Por estos días, muchos leyeron sus mails con una sonrisa –algunos los compartieron en redes sociales–. Tenían gracia, filo y una amabilidad a veces inesperada. Beatriz Sarlo indagó en determinadas novedades que trajo internet alrededor de sus temas de interés. Por ejemplo, el libro La audacia y el cálculo, dedicado al kirchnerismo cultural, es también un fresco de la discusión y militancia online circa 2010. Pero nunca aceptó que el desplazamiento virtual suplantara el desplazamiento urbano, que informaba sus libros más conceptuales.

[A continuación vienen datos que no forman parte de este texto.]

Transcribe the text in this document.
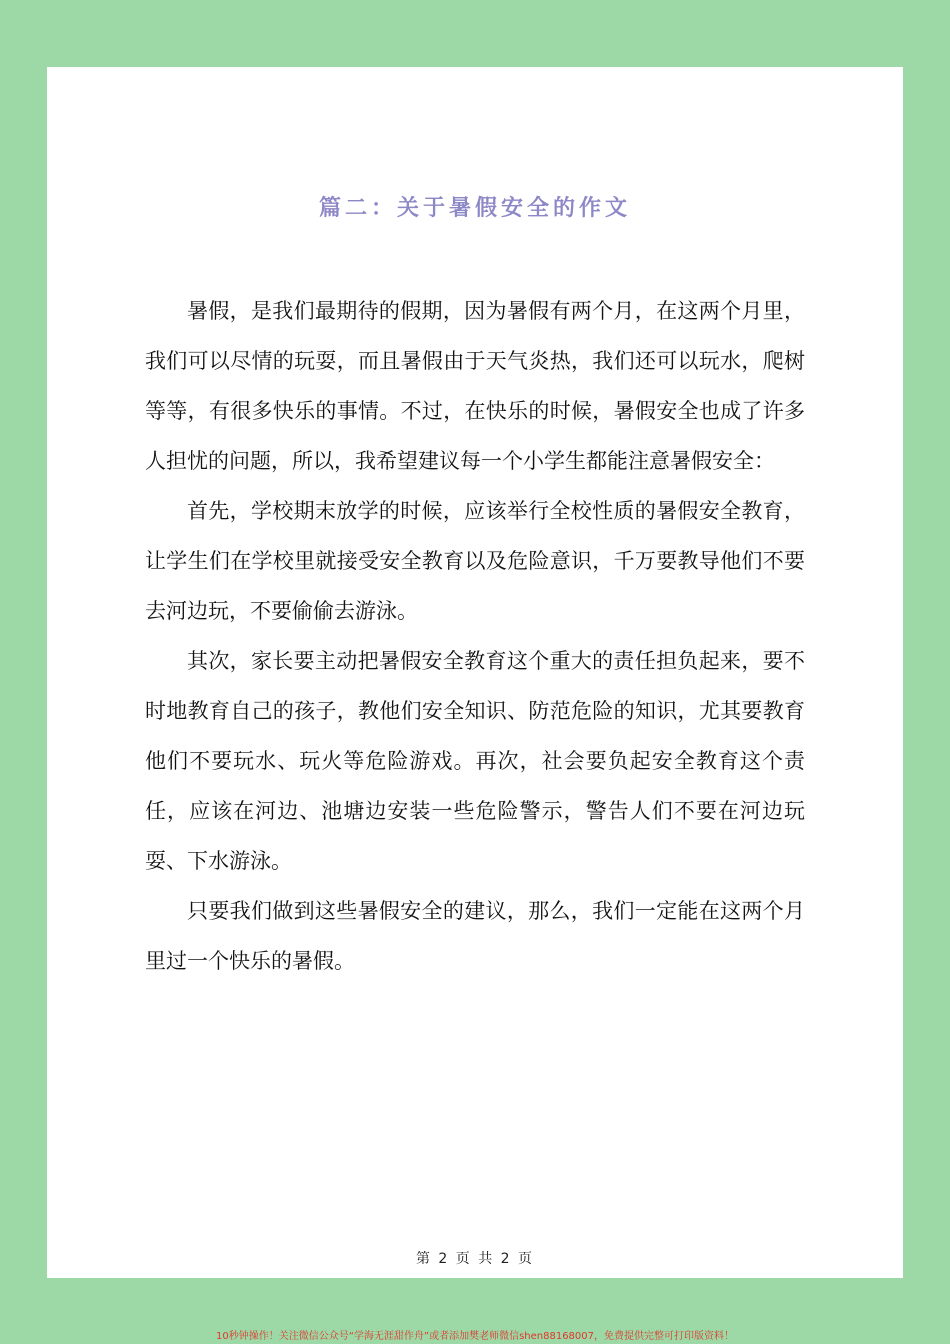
篇二：关于暑假安全的作文

暑假，是我们最期待的假期，因为暑假有两个月，在这两个月里，我们可以尽情的玩耍，而且暑假由于天气炎热，我们还可以玩水，爬树等等，有很多快乐的事情。不过，在快乐的时候，暑假安全也成了许多人担忧的问题，所以，我希望建议每一个小学生都能注意暑假安全：

首先，学校期末放学的时候，应该举行全校性质的暑假安全教育，让学生们在学校里就接受安全教育以及危险意识，千万要教导他们不要去河边玩，不要偷偷去游泳。

其次，家长要主动把暑假安全教育这个重大的责任担负起来，要不时地教育自己的孩子，教他们安全知识、防范危险的知识，尤其要教育他们不要玩水、玩火等危险游戏。再次，社会要负起安全教育这个责任，应该在河边、池塘边安装一些危险警示，警告人们不要在河边玩耍、下水游泳。

只要我们做到这些暑假安全的建议，那么，我们一定能在这两个月里过一个快乐的暑假。

第 2 页 共 2 页
10秒钟操作！关注微信公众号“学海无涯甜作舟”或者添加樊老师微信shen88168007，免费提供完整可打印版资料！
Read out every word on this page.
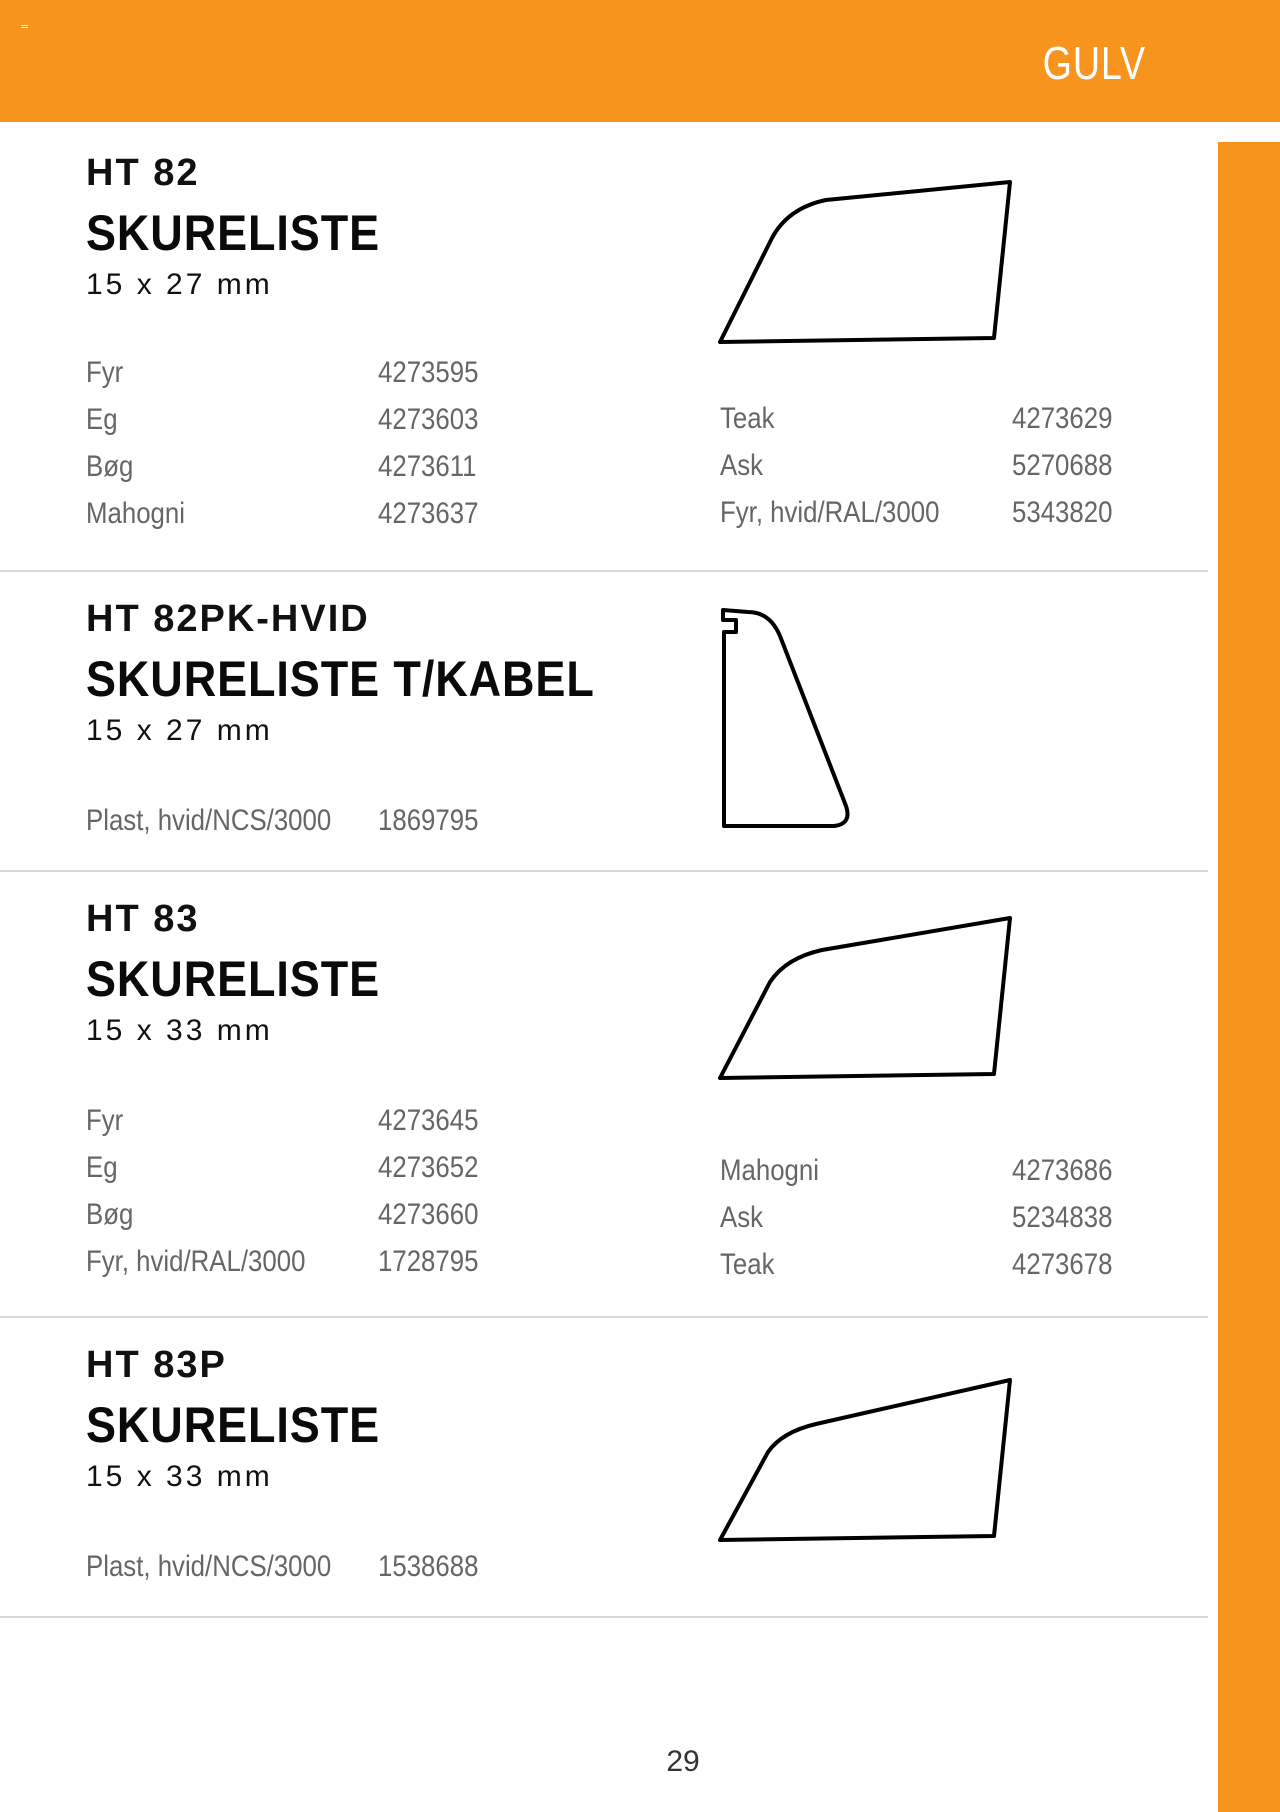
=
GULV
HT 82
SKURELISTE
15 x 27 mm
Fyr	4273595
Eg	4273603
Bøg	4273611
Mahogni	4273637
Teak	4273629
Ask	5270688
Fyr, hvid/RAL/3000 5343820
HT 82PK-HVID
SKURELISTE T/KABEL
15 x 27 mm
Plast, hvid/NCS/3000 1869795
HT 83
SKURELISTE
15 x 33 mm
Fyr	4273645
Eg	4273652
Bøg	4273660
Fyr, hvid/RAL/3000 1728795
Mahogni	4273686
Ask	5234838
Teak	4273678
HT 83P
SKURELISTE
15 x 33 mm
Plast, hvid/NCS/3000 1538688
29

Su oficina quedaba en Microcentro, su casa en Caballito, y era común cruzarse a Beatriz Sarlo en el subte A yendo de su cama a su living. Pero tampoco sorprendía encontrarla en la boletería de salas teatrales de todos los tamaños y ubicaciones: en La Boca, Almagro, Boedo, en Chacagiales. Antes de la ubicuidad de la internet móvil, era capaz de ir a escribir a cibers si tenía alguna circunstancia le imposibilitaba asistir a su computadora.
Como los vanguardistas del 20, como el Borges orillero, Beatriz Sarlo supo construir en su obra y en sus intervenciones, de pique corto y largo, de “alta” y “baja” cultura, de mirada, caminata y pensamiento, un espacio urbano simbólico y concreto.
Ese es, también, su legado.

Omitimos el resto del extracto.